El ascenso hasta el monasterio les llevó más tiempo del que Nico había previsto. El humo se elevaba perezosamente desde las numerosas chimeneas del edificio y los postigos de las ventanas sin cristales permanecían abiertos al día. A medida que se acercaban al bosquecillo que rodeaba el monasterio, fueron pasando por jardines cercados que labraban unas figuras con túnicas negras: hombres de diversas razas que sudaban al sol cálido de las cumbres. Algunos trabajaban entre risas; otros, solos, lo hacían concentrados únicamente en sus tareas.

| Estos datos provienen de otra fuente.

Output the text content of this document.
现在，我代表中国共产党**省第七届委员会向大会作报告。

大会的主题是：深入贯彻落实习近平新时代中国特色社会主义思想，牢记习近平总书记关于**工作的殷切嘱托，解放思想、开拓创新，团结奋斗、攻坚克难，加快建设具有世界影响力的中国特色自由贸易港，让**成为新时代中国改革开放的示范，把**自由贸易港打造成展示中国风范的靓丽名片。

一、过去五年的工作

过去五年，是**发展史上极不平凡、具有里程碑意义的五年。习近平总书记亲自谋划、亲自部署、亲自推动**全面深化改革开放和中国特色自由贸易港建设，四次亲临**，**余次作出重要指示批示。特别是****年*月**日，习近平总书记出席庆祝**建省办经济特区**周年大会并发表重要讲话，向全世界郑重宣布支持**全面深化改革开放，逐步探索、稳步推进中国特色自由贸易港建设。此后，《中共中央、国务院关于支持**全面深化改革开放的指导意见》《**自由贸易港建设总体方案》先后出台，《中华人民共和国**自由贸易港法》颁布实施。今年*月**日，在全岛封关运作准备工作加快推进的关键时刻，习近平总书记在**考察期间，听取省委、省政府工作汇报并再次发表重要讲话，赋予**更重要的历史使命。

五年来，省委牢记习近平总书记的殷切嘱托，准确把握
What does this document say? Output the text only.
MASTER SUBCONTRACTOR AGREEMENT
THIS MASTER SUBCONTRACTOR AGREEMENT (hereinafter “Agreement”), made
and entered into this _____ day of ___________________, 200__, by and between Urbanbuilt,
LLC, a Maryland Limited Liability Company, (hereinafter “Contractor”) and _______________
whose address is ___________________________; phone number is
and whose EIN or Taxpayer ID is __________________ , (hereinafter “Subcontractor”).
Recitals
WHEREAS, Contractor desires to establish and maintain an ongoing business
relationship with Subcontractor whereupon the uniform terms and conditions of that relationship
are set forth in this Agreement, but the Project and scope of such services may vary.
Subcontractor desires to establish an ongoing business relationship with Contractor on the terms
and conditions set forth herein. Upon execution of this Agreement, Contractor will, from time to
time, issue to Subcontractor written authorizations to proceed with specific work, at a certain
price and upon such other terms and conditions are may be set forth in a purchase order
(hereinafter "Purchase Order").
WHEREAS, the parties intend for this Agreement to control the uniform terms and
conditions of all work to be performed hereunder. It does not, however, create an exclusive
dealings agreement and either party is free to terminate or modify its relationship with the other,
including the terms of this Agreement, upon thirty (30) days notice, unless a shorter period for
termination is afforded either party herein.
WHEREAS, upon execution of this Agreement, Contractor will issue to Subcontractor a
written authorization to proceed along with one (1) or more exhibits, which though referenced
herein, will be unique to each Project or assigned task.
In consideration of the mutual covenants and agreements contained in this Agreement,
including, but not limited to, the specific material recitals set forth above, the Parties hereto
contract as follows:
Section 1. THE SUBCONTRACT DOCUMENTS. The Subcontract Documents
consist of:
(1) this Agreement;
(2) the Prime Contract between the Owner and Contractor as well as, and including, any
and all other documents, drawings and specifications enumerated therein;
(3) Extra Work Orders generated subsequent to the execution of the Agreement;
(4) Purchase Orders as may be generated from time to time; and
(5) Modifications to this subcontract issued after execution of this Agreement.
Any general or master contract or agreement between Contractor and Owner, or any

Muchos saludaron a Ash levantando un puño a su paso; otros le dedicaban una reverencia con las palmas de las manos pegadas, un gesto tradicional de la orden, el
sami
, con una tenue sonrisa dibujada en los labios.

—¡Ash! —bramó, mostrando su sonrisa desdentada un anciano, oriundo de las mismas tierras remotas de su maestro, que iba brincando hacia ellos descalzo y agarrándose el dobladillo roñoso de su túnica. De una edad similar a la de Ash, también compartía sus peculiares facciones, si bien era más bajito y fornido y llevaba la entrecana cabellera negra recogida en un moño—. ¡Por Dao, ya te creía muerto y sepultado en el hielo! —exclamó entre jadeos.